You are correct that an open installment loans, paid to under 9%, will boost scores. As others have pointed out, since the terms most loans are accelerated when they are prepaid, the timing is tricky. If you have a 60 month loan, prepaying 91% will leave you about .09 X 60 = 5.4 months. So, you have 6 months of score boost, when the loan is pif you lose the boost.
The 826 is FICO 8, but I imagine my 2, 4 and 5 will be a bit lower. I'm also expecting the 30-40 point drop due to the new loan that others mentioned is coming once it's reported. Once the loan hits I'm planning to purchase the additional report types to see where I'm at. My hope was I could keep the loan around for say 3-6 months and it help my score rebound and stay that way before paying it off fully, but if this isn't the case I'll likely just pay it off now.
Having an installment loan on file helps credit mix whether it is open or closed. The older Fico "mortgage" models don't penalize for having only closed loans.
Showing positive payment history on installment loans is beneficial. The models prefer to see multiple consecutive months of on time payments.
Yes, if there are open loans on file, Fico does look at aggregate B/L ratio with 9% or less being optimal for Fico score. If aggregate includes a mortgage, ratio can be much higher without hurting score.

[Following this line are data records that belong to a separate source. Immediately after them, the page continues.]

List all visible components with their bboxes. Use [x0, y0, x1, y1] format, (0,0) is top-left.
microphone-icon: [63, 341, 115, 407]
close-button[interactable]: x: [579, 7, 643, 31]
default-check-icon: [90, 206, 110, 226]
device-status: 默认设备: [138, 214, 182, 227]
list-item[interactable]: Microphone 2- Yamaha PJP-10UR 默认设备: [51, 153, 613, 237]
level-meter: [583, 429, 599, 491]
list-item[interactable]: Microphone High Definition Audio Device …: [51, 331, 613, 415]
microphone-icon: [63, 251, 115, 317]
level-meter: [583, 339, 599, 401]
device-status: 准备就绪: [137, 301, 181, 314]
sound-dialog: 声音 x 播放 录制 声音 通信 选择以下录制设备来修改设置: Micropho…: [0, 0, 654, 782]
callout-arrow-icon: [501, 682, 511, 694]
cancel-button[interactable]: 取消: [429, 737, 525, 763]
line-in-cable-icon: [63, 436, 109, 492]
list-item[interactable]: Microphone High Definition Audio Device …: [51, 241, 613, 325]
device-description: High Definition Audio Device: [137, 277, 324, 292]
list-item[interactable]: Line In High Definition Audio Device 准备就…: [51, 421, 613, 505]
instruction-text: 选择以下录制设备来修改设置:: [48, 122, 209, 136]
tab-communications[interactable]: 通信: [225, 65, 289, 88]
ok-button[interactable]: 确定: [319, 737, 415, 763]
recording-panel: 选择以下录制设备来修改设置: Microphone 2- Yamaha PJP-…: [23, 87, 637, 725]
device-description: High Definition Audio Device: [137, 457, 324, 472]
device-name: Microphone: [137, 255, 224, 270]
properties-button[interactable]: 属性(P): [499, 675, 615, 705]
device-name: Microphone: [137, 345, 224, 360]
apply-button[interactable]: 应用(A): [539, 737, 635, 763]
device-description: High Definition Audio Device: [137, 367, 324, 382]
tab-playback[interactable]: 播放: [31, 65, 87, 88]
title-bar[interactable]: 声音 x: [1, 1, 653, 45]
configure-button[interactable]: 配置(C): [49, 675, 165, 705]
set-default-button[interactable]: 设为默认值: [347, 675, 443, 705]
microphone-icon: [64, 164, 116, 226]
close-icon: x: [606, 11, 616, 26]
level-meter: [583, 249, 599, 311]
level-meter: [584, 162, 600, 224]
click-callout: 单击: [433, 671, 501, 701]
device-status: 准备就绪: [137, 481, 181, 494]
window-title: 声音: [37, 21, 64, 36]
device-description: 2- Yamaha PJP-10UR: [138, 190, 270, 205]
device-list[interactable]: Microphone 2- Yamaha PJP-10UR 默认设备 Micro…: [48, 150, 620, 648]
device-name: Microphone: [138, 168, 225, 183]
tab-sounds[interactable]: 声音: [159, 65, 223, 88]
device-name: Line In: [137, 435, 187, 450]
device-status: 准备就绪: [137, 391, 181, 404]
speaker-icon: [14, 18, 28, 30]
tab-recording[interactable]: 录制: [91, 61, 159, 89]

In the OP's case, I'd suggest making a few months worth of payments on the Auto loan and paying it down to under 9% or paying it off completely before locking in a mortgage rate. As mentioned, leaving the loan open can help Ficio 8 and later Fico model scores but has minimal benefit with mortgage Ficos. Reducing DTI by paying off the auto loan pre mortgage can be beneficial.
Thank you this is very helpful, I'm really only looking to help out my mortgage FICOs and won't be needing new debt anytime soon after getting a mortgage.
For the suggestion to make a few months worth of payments do you think 3 would be a good amount or should I do a few more than that? If 3 would something like below work?
Month 1 - Pay 91% to drop to 9% utilization/get rid of most of the debt.
Month 2 - Pay regular payment/half of what's left.
Month 3 - Pay off loan.
That approach would work. If you take that approach please report back on how your score changes with paydown to 9% and then to $0.
Please note that mortgage lenders will not be using the old Fico 5/4/2 scores in 2026. They will be using Fico 10T and VantageScore 4.0. Those scoring models do penalize for not having an open installment loan file.
If you paydown to 9% can you make small subsequent payments to string out the loan? Assuming you delay home purchase to 2026, longer payment history with an open loan would be best for score.